Furthermore the queues and stacks could have near-perfect cache hit rates, and would rarely overflow to memory.

#Voice Recognition

There are two approaches to voice recognition I'm familiar with: Mozilla Deep Voice & CMU Sphinx. What's described here caters to both approaches, whilst the circuit described above caters to neither.

No one understands how any specific neural network (like Mozilla Deep Voice) works, but I can expand upon how CMU Sphinx works:

Compute "feature vectors" to describe each sliver of audio.
Use "Hidden Markov Models" (HMMs) to convert those feature vectors to "phones".
Use a "language model" (ngrams or finite-state automatons) to convert phones into possible texts.

#Circuitry

Hidden Markov Models, finite-state automatons, & ngram models can all be viewed as variants of a probability graph. To traverse these we need extensive multiplication, addition, and random-access memory lookups.

Additions and multiplications can be combined into a matrix multiplication operation, which are also heavily used in neural networks and optimized for by GPU & KPU hardware. Maybe this could be reused to perform the audio analysis?

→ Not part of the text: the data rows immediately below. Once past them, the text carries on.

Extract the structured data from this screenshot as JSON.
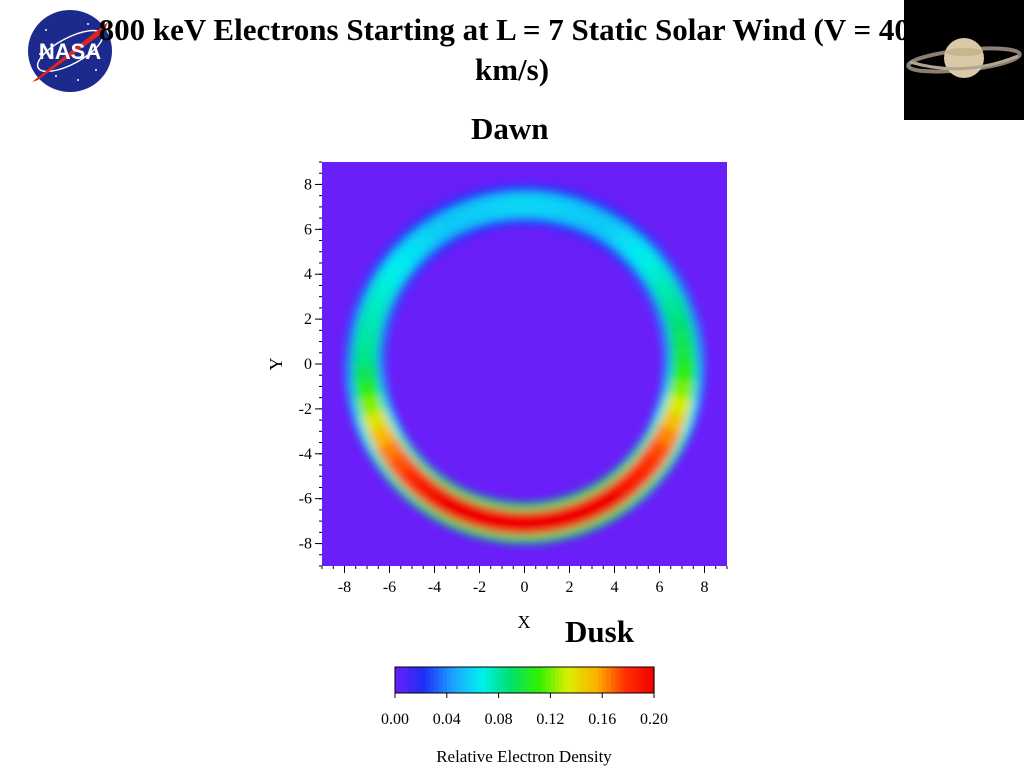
{
  "page": {
    "title": "800 keV Electrons Starting at L = 7 Static Solar Wind (V = 400 km/s)",
    "dawn_label": "Dawn",
    "dusk_label": "Dusk",
    "logo_text": "NASA"
  },
  "chart_data": {
    "type": "heatmap",
    "title": "800 keV Electrons Starting at L = 7 Static Solar Wind (V = 400 km/s)",
    "xlabel": "X",
    "ylabel": "Y",
    "xlim": [
      -9,
      9
    ],
    "ylim": [
      -9,
      9
    ],
    "xticks": [
      -8,
      -6,
      -4,
      -2,
      0,
      2,
      4,
      6,
      8
    ],
    "yticks": [
      -8,
      -6,
      -4,
      -2,
      0,
      2,
      4,
      6,
      8
    ],
    "background_color": "#6a1ef8",
    "colorbar": {
      "label": "Relative Electron Density",
      "range": [
        0.0,
        0.2
      ],
      "ticks": [
        "0.00",
        "0.04",
        "0.08",
        "0.12",
        "0.16",
        "0.20"
      ],
      "colors": [
        "#6a1ef8",
        "#1e2ef8",
        "#1ea0ff",
        "#00f0f0",
        "#00e070",
        "#30f000",
        "#d8f000",
        "#ffb000",
        "#ff3000",
        "#f00000"
      ]
    },
    "ring": {
      "center": [
        0,
        0
      ],
      "inner_radius": 6.2,
      "outer_radius": 8.0
    },
    "density_by_angle_deg": [
      {
        "angle": 0,
        "value": 0.1
      },
      {
        "angle": 30,
        "value": 0.075
      },
      {
        "angle": 60,
        "value": 0.055
      },
      {
        "angle": 90,
        "value": 0.06
      },
      {
        "angle": 120,
        "value": 0.055
      },
      {
        "angle": 150,
        "value": 0.07
      },
      {
        "angle": 180,
        "value": 0.085
      },
      {
        "angle": 210,
        "value": 0.16
      },
      {
        "angle": 240,
        "value": 0.2
      },
      {
        "angle": 270,
        "value": 0.2
      },
      {
        "angle": 300,
        "value": 0.2
      },
      {
        "angle": 330,
        "value": 0.17
      },
      {
        "angle": 360,
        "value": 0.1
      }
    ]
  }
}
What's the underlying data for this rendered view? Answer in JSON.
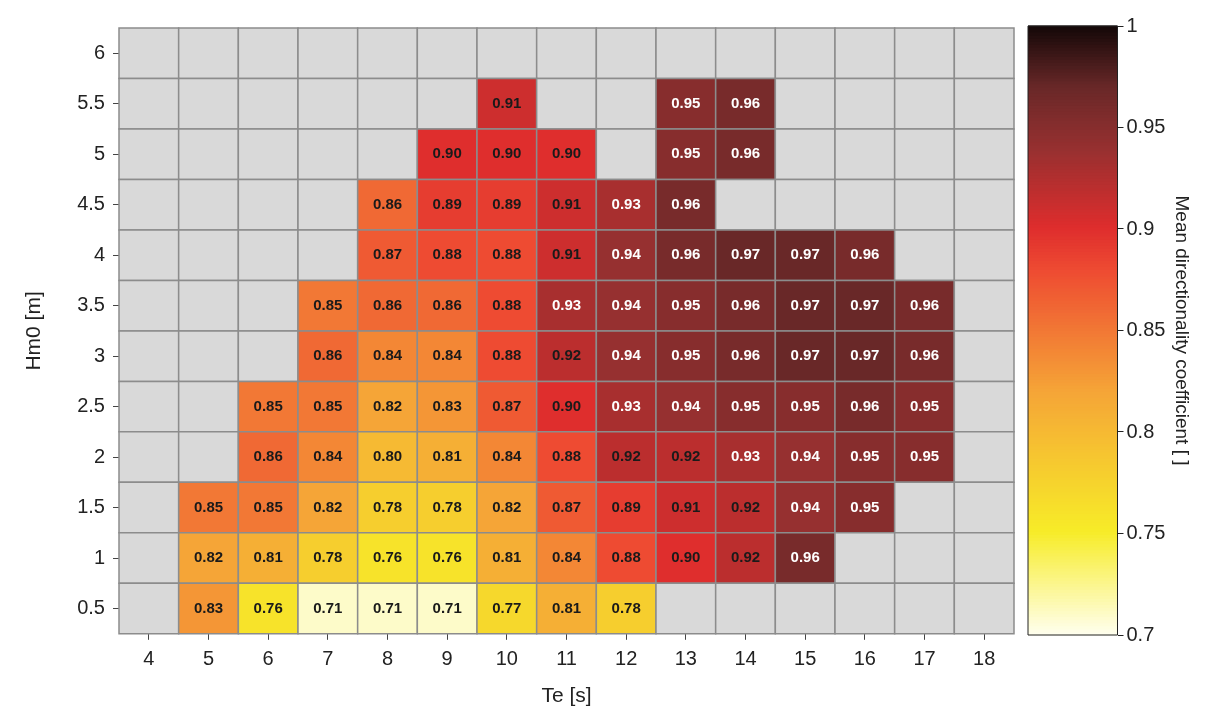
{
  "chart_data": {
    "type": "heatmap",
    "xlabel": "Te [s]",
    "ylabel": "Hm0 [m]",
    "clabel": "Mean directionality coefficient [ ]",
    "categories": [
      "4",
      "5",
      "6",
      "7",
      "8",
      "9",
      "10",
      "11",
      "12",
      "13",
      "14",
      "15",
      "16",
      "17",
      "18"
    ],
    "y_categories": [
      "6",
      "5.5",
      "5",
      "4.5",
      "4",
      "3.5",
      "3",
      "2.5",
      "2",
      "1.5",
      "1",
      "0.5"
    ],
    "cells": [
      [
        null,
        null,
        null,
        null,
        null,
        null,
        null,
        null,
        null,
        null,
        null,
        null,
        null,
        null,
        null
      ],
      [
        null,
        null,
        null,
        null,
        null,
        null,
        0.91,
        null,
        null,
        0.95,
        0.96,
        null,
        null,
        null,
        null
      ],
      [
        null,
        null,
        null,
        null,
        null,
        0.9,
        0.9,
        0.9,
        null,
        0.95,
        0.96,
        null,
        null,
        null,
        null
      ],
      [
        null,
        null,
        null,
        null,
        0.86,
        0.89,
        0.89,
        0.91,
        0.93,
        0.96,
        null,
        null,
        null,
        null,
        null
      ],
      [
        null,
        null,
        null,
        null,
        0.87,
        0.88,
        0.88,
        0.91,
        0.94,
        0.96,
        0.97,
        0.97,
        0.96,
        null,
        null
      ],
      [
        null,
        null,
        null,
        0.85,
        0.86,
        0.86,
        0.88,
        0.93,
        0.94,
        0.95,
        0.96,
        0.97,
        0.97,
        0.96,
        null
      ],
      [
        null,
        null,
        null,
        0.86,
        0.84,
        0.84,
        0.88,
        0.92,
        0.94,
        0.95,
        0.96,
        0.97,
        0.97,
        0.96,
        null
      ],
      [
        null,
        null,
        0.85,
        0.85,
        0.82,
        0.83,
        0.87,
        0.9,
        0.93,
        0.94,
        0.95,
        0.95,
        0.96,
        0.95,
        null
      ],
      [
        null,
        null,
        0.86,
        0.84,
        0.8,
        0.81,
        0.84,
        0.88,
        0.92,
        0.92,
        0.93,
        0.94,
        0.95,
        0.95,
        null
      ],
      [
        null,
        0.85,
        0.85,
        0.82,
        0.78,
        0.78,
        0.82,
        0.87,
        0.89,
        0.91,
        0.92,
        0.94,
        0.95,
        null,
        null
      ],
      [
        null,
        0.82,
        0.81,
        0.78,
        0.76,
        0.76,
        0.81,
        0.84,
        0.88,
        0.9,
        0.92,
        0.96,
        null,
        null,
        null
      ],
      [
        null,
        0.83,
        0.76,
        0.71,
        0.71,
        0.71,
        0.77,
        0.81,
        0.78,
        null,
        null,
        null,
        null,
        null,
        null
      ]
    ],
    "cell_labels": [
      [
        null,
        null,
        null,
        null,
        null,
        null,
        null,
        null,
        null,
        null,
        null,
        null,
        null,
        null,
        null
      ],
      [
        null,
        null,
        null,
        null,
        null,
        null,
        "0.91",
        null,
        null,
        "0.95",
        "0.96",
        null,
        null,
        null,
        null
      ],
      [
        null,
        null,
        null,
        null,
        null,
        "0.90",
        "0.90",
        "0.90",
        null,
        "0.95",
        "0.96",
        null,
        null,
        null,
        null
      ],
      [
        null,
        null,
        null,
        null,
        "0.86",
        "0.89",
        "0.89",
        "0.91",
        "0.93",
        "0.96",
        null,
        null,
        null,
        null,
        null
      ],
      [
        null,
        null,
        null,
        null,
        "0.87",
        "0.88",
        "0.88",
        "0.91",
        "0.94",
        "0.96",
        "0.97",
        "0.97",
        "0.96",
        null,
        null
      ],
      [
        null,
        null,
        null,
        "0.85",
        "0.86",
        "0.86",
        "0.88",
        "0.93",
        "0.94",
        "0.95",
        "0.96",
        "0.97",
        "0.97",
        "0.96",
        null
      ],
      [
        null,
        null,
        null,
        "0.86",
        "0.84",
        "0.84",
        "0.88",
        "0.92",
        "0.94",
        "0.95",
        "0.96",
        "0.97",
        "0.97",
        "0.96",
        null
      ],
      [
        null,
        null,
        "0.85",
        "0.85",
        "0.82",
        "0.83",
        "0.87",
        "0.90",
        "0.93",
        "0.94",
        "0.95",
        "0.95",
        "0.96",
        "0.95",
        null
      ],
      [
        null,
        null,
        "0.86",
        "0.84",
        "0.80",
        "0.81",
        "0.84",
        "0.88",
        "0.92",
        "0.92",
        "0.93",
        "0.94",
        "0.95",
        "0.95",
        null
      ],
      [
        null,
        "0.85",
        "0.85",
        "0.82",
        "0.78",
        "0.78",
        "0.82",
        "0.87",
        "0.89",
        "0.91",
        "0.92",
        "0.94",
        "0.95",
        null,
        null
      ],
      [
        null,
        "0.82",
        "0.81",
        "0.78",
        "0.76",
        "0.76",
        "0.81",
        "0.84",
        "0.88",
        "0.90",
        "0.92",
        "0.96",
        null,
        null,
        null
      ],
      [
        null,
        "0.83",
        "0.76",
        "0.71",
        "0.71",
        "0.71",
        "0.77",
        "0.81",
        "0.78",
        null,
        null,
        null,
        null,
        null,
        null
      ]
    ],
    "clim": [
      0.7,
      1
    ],
    "cticks": [
      0.7,
      0.75,
      0.8,
      0.85,
      0.9,
      0.95,
      1
    ],
    "data_labels": true
  }
}
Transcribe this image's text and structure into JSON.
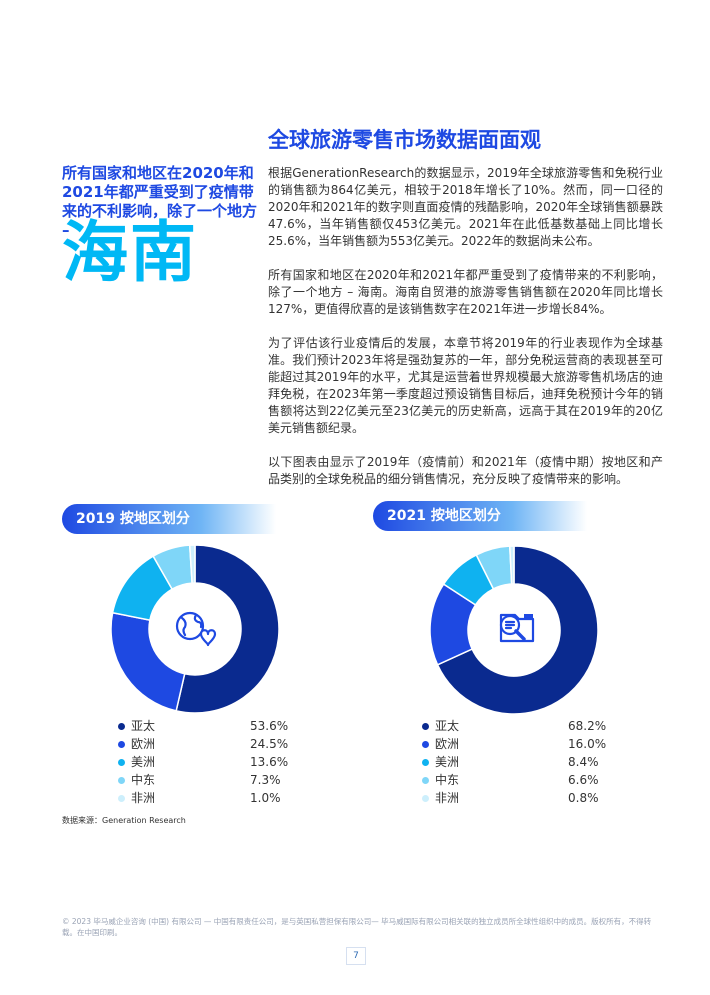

Random-access memory lookups meanwhile require some sort of RAM which is hard to optimize. But because having too large (or too small) of a language model gives a bad UX, it would be appropriate to heavily limit the available memory. And make heavier use of matrix multiplies then CMU Sphinx might.

This happens to closely describe the MAIX SoC which may power some real Rhapsode hardware.